Why is data sovereignty important?

In the era of floppy disks, data sovereignty was not discussed much due to the limited ability to transfer data. However, as connectivity and IoT devices have grown in capability, data is constantly being generated everywhere and transmitted across borders as well. Data sovereignty is important because it helps determine what companies are allowed to do with user data, most notably personal data collected via social media or financial data collected via banking apps. In addition, every device or website can present a potential privacy risk due to hackers, thus raising questions about who should be responsible for privacy and safety. Data sovereignty initiatives help establish clear guidelines, restrictions, and liabilities for the companies that are collecting, processing, and storing data.

What is data sovereignty in the United States?
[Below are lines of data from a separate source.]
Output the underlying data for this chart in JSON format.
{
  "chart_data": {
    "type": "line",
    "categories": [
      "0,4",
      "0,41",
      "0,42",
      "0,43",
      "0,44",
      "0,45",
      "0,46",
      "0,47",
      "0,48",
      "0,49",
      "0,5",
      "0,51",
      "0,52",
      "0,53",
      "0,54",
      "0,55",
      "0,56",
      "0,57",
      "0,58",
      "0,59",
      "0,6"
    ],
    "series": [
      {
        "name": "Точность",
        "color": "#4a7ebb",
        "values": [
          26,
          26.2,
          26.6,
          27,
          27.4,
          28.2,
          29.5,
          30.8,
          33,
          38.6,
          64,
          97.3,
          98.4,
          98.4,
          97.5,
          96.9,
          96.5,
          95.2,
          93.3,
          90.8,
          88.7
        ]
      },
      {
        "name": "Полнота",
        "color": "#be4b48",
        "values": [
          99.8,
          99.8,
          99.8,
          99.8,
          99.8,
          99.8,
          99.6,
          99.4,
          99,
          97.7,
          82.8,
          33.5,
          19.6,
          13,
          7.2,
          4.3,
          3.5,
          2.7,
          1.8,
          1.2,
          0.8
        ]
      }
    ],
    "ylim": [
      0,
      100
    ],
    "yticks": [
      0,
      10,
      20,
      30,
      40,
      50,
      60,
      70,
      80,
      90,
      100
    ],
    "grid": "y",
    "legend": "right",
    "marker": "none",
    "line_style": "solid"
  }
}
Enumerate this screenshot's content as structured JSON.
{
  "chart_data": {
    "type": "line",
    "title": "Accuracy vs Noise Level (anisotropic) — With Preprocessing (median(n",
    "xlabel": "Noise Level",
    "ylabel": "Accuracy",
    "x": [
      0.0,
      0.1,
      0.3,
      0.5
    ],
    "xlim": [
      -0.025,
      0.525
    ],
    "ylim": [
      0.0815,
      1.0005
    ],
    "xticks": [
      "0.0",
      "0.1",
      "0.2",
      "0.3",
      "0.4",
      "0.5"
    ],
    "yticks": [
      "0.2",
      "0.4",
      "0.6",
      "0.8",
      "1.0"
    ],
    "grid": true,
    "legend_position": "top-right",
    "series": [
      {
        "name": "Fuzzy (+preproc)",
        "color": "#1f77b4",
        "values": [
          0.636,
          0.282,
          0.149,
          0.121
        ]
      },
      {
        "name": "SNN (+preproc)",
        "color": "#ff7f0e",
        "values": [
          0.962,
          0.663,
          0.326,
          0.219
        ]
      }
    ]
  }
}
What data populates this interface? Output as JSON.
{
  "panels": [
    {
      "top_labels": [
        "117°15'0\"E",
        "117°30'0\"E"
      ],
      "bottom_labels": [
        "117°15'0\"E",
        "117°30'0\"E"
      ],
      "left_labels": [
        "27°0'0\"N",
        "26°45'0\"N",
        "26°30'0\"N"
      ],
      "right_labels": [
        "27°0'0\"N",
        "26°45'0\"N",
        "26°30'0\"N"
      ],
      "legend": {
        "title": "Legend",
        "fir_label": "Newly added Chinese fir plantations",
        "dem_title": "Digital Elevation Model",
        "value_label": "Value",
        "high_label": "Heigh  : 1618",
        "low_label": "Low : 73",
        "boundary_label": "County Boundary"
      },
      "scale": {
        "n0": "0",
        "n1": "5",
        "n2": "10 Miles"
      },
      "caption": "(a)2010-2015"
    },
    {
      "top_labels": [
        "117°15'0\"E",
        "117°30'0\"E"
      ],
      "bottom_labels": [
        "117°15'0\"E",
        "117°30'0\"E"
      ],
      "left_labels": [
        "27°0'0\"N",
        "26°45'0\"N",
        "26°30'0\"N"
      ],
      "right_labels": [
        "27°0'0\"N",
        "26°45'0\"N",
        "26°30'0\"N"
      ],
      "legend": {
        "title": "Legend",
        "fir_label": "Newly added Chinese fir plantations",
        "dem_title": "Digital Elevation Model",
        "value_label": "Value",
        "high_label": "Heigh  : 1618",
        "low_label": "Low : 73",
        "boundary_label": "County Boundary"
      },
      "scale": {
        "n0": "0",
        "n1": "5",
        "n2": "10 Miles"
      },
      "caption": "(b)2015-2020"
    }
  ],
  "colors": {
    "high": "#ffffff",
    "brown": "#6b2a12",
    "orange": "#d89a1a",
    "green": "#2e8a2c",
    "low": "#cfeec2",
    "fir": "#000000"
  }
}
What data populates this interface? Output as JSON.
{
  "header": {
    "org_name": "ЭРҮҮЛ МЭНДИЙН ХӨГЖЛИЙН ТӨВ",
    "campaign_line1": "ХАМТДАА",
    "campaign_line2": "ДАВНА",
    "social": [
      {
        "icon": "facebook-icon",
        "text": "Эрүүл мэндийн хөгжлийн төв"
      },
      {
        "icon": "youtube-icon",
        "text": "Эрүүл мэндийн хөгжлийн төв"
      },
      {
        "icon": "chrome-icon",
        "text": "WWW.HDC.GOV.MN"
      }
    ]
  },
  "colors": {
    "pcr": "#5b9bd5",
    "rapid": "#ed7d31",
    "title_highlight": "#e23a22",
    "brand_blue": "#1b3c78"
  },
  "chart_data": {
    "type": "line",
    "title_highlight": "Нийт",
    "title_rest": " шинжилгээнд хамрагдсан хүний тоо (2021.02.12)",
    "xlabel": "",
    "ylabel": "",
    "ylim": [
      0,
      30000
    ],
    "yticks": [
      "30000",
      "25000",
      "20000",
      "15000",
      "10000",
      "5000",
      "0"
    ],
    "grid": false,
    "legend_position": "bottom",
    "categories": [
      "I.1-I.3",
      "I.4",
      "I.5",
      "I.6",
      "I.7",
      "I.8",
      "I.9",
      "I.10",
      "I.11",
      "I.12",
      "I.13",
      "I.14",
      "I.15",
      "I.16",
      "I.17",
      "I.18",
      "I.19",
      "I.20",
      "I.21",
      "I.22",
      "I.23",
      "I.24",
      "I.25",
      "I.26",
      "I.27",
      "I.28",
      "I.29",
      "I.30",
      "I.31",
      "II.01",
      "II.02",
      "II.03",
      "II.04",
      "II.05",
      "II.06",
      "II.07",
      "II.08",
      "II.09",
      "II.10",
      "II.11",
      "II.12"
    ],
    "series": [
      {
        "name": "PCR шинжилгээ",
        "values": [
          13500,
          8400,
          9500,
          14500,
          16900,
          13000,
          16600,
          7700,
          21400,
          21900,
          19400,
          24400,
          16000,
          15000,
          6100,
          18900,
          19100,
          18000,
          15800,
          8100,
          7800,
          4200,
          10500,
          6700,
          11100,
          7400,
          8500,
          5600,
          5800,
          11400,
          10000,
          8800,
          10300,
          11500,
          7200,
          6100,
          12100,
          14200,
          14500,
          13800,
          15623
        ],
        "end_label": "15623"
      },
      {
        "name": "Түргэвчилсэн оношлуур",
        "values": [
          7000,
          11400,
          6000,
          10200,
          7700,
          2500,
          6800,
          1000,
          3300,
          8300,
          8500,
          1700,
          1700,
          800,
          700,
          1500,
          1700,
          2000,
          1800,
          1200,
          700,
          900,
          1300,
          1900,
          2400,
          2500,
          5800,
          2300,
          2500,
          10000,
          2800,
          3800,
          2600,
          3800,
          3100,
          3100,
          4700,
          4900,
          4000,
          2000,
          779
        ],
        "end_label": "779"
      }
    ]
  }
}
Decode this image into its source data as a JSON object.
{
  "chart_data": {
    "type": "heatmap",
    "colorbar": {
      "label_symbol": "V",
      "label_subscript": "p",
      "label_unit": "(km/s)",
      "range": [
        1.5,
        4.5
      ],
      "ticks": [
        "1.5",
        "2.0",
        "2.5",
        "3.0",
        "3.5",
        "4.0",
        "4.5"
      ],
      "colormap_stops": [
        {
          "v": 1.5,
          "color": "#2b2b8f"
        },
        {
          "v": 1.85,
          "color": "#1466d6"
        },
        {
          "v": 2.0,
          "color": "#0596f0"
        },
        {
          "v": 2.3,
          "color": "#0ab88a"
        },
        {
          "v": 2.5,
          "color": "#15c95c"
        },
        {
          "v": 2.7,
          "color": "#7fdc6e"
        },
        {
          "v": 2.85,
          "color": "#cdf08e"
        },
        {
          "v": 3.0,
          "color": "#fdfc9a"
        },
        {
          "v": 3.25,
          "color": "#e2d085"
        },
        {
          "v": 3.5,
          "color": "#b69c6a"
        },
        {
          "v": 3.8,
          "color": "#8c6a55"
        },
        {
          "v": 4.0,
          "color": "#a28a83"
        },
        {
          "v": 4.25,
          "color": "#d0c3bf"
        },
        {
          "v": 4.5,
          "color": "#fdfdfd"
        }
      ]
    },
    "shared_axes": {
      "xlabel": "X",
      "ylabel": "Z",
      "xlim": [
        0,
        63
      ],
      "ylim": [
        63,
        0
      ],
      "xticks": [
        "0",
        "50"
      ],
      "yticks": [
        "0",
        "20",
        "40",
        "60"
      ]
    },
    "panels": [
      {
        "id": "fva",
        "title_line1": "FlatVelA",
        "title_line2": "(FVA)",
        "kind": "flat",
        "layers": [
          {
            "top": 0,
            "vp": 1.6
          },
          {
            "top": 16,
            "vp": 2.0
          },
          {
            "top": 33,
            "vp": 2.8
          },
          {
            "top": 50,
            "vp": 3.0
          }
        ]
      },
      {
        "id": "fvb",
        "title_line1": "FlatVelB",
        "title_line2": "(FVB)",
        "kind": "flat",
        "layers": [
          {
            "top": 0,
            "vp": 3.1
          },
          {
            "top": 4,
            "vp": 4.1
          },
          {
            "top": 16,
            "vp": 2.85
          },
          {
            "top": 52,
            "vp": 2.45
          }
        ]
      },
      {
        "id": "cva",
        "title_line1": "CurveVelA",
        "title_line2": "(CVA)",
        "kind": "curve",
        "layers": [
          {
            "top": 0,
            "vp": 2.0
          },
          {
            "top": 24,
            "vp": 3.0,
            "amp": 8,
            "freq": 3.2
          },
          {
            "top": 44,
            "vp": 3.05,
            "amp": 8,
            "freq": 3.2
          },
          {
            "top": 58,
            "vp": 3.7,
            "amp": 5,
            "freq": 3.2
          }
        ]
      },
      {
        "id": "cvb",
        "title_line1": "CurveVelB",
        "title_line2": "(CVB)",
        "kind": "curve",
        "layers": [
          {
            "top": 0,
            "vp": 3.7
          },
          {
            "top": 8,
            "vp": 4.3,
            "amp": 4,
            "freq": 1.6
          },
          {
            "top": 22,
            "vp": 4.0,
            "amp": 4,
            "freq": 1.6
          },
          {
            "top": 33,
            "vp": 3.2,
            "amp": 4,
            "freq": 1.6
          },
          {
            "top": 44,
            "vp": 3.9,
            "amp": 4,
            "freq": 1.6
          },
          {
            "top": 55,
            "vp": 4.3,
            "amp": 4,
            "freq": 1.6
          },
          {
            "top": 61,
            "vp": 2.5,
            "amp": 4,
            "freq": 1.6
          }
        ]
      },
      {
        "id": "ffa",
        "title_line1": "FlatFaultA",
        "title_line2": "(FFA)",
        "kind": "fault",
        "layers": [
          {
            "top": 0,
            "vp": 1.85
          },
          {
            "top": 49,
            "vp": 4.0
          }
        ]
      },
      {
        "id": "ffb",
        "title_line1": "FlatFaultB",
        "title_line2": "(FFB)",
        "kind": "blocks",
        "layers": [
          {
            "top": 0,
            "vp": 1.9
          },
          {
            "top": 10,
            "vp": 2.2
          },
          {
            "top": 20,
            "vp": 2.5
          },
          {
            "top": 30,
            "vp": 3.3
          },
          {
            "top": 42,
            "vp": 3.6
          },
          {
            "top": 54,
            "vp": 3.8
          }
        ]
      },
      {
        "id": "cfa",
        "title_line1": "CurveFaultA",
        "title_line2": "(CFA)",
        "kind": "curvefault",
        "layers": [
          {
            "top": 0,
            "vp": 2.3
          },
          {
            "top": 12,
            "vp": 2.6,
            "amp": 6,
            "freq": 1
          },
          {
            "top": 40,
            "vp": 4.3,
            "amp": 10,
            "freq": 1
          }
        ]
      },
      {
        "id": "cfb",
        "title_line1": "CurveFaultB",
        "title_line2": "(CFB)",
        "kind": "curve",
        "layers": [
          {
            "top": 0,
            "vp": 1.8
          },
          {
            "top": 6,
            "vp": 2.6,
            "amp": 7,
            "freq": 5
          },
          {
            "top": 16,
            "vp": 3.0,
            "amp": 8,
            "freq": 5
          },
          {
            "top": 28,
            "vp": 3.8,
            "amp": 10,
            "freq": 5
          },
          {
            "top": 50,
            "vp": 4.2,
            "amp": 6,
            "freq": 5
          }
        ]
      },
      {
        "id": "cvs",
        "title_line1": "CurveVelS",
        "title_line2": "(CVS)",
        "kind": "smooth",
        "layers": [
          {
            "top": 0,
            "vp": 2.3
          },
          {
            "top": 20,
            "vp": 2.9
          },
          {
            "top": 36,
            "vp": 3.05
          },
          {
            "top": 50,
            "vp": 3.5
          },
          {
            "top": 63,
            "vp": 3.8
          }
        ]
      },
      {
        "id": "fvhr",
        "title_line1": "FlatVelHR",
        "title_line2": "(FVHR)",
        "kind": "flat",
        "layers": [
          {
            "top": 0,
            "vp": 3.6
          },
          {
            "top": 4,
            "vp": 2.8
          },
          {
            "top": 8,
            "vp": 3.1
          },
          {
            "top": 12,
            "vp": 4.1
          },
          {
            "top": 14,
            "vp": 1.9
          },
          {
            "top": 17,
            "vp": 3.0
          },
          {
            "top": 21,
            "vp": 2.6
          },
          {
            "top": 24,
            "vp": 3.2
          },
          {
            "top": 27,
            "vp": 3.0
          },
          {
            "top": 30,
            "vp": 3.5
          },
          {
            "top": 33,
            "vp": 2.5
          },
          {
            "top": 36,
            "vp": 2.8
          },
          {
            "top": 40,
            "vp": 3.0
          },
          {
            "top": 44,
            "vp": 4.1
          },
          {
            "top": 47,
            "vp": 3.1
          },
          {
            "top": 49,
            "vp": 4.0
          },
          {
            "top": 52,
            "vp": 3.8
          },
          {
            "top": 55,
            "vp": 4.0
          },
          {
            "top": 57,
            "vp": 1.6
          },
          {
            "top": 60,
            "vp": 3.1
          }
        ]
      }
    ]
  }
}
The United States doesn’t have a single, all-encompassing data sovereignty law for its citizens. The Federal Trade Commission has the authority to investigate and prosecute organizations that fail to comply with privacy policies. On a state level, California’s CCPA covers many of the same areas as the EU’s GDPR, which is particularly important given the state’s substantial contribution to the nation’s overall economy—especially the tech sector. Other states such as Oregon, Colorado, and Virginia also have data privacy laws, with more states introducing bills of varying scope in recent years. Relatedly, many pre-GDPR questions regarding privacy and data ethics were raised with the introduction of the USA PATRIOT Act of 2001. It should be noted that the CLOUD Act of 2018 is related to data sovereignty. However, that law focuses on cloud service providers and their responsibility regarding data in the event that law enforcement agencies present warrants or subpoenas.